It’s 125 years since the International Phonetic Association was founded. I have been looking at my copy of its journal, lə mɛːtrə fɔnetik, for 1910. A century ago the Association’s quarter-centenary was celebrated in the form of an artiklə də fɔ̃ by Paul Passy entitled œ̃ kaːr də sjɛkl (‘A Quarter of a Century’). In it he records — in phonetically transcribed French — the Association’s “immense success” in the reform of language teaching, the development of phonetic research, and (in third place) the popularization of phonetic notation (la vylɡarizɑːsjɔ̃ d l ekrityːr fɔnetik).
Daniel Jones was to marry Passy’s niece Cyrille the following year, in 1911.
Meanwhile in 1910 we read [At the University of London, starting on the tenth of October, D. Jones will deliver a whole series of phonetics courses for various categories of student (English Phonetics, French Phonetics, Old English, Old French, Experimental Phonetics). These courses will end with three examinations, on English phonetics for foreigners, French phonetics, and English phonetics for the English.]
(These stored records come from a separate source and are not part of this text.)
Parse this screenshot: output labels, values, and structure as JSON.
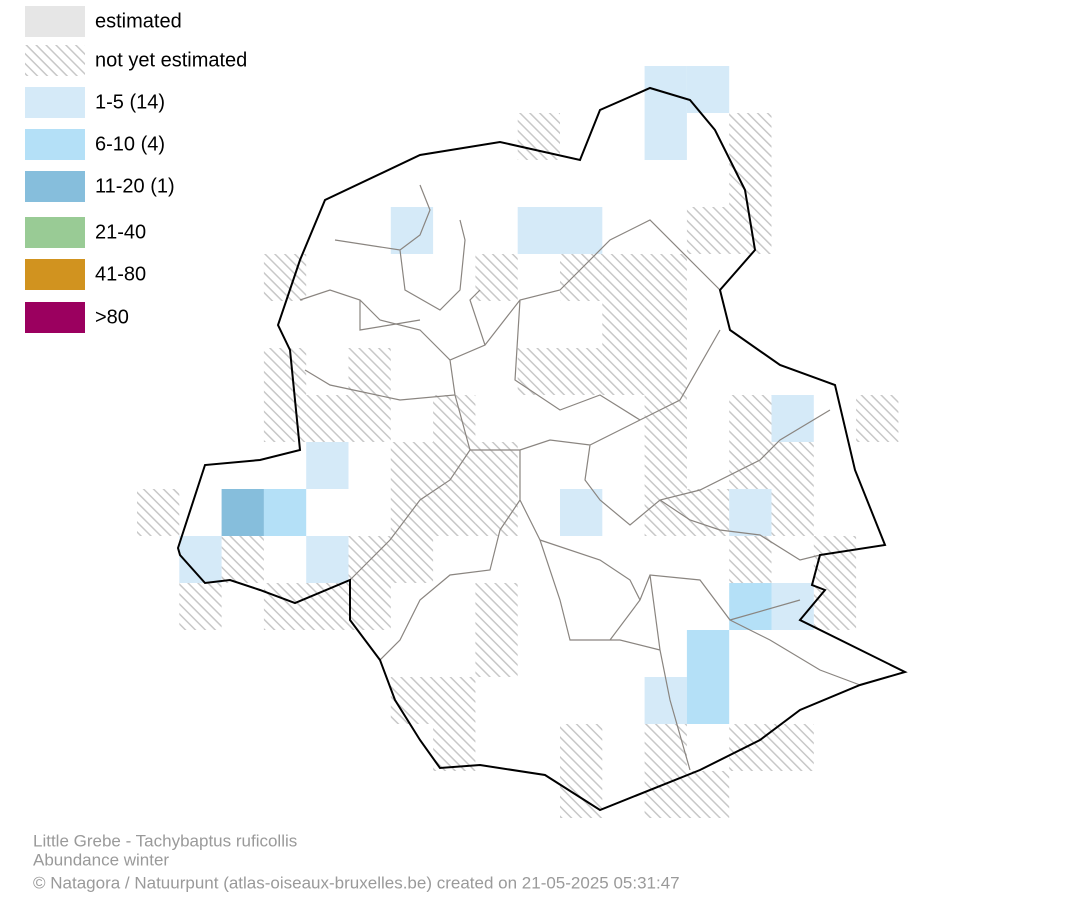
{
  "legend": [
    {
      "label": "estimated",
      "color": "#e6e6e6"
    },
    {
      "label": "not yet estimated",
      "color": "#cfcfcf",
      "hatched": true
    },
    {
      "label": "1-5 (14)",
      "color": "#d5eaf8"
    },
    {
      "label": "6-10 (4)",
      "color": "#b4e0f7"
    },
    {
      "label": "11-20 (1)",
      "color": "#86bedc"
    },
    {
      "label": "21-40",
      "color": "#99cb95"
    },
    {
      "label": "41-80",
      "color": "#d1931f"
    },
    {
      "label": ">80",
      "color": "#9b005f"
    }
  ],
  "caption": [
    "Little Grebe - Tachybaptus ruficollis",
    "Abundance winter",
    "© Natagora / Natuurpunt (atlas-oiseaux-bruxelles.be) created on 21-05-2025 05:31:47"
  ]
}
There’s an enthusiastic paragraph from DJ himself on the subject of Atkinson’s Mouth Measurer. This was before he became disillusioned with experimental phonetics. Mr Atkinson’s invention was later rendered obsolete by the development of x-ray imaging. It’s interesting to see that the overseas price is given with the then standard orthographic abbreviations for shillings (s.) and pence (d.). You’d think Jones might have written “8ʃ. 6p.”. Or even “eit n sikspəns”.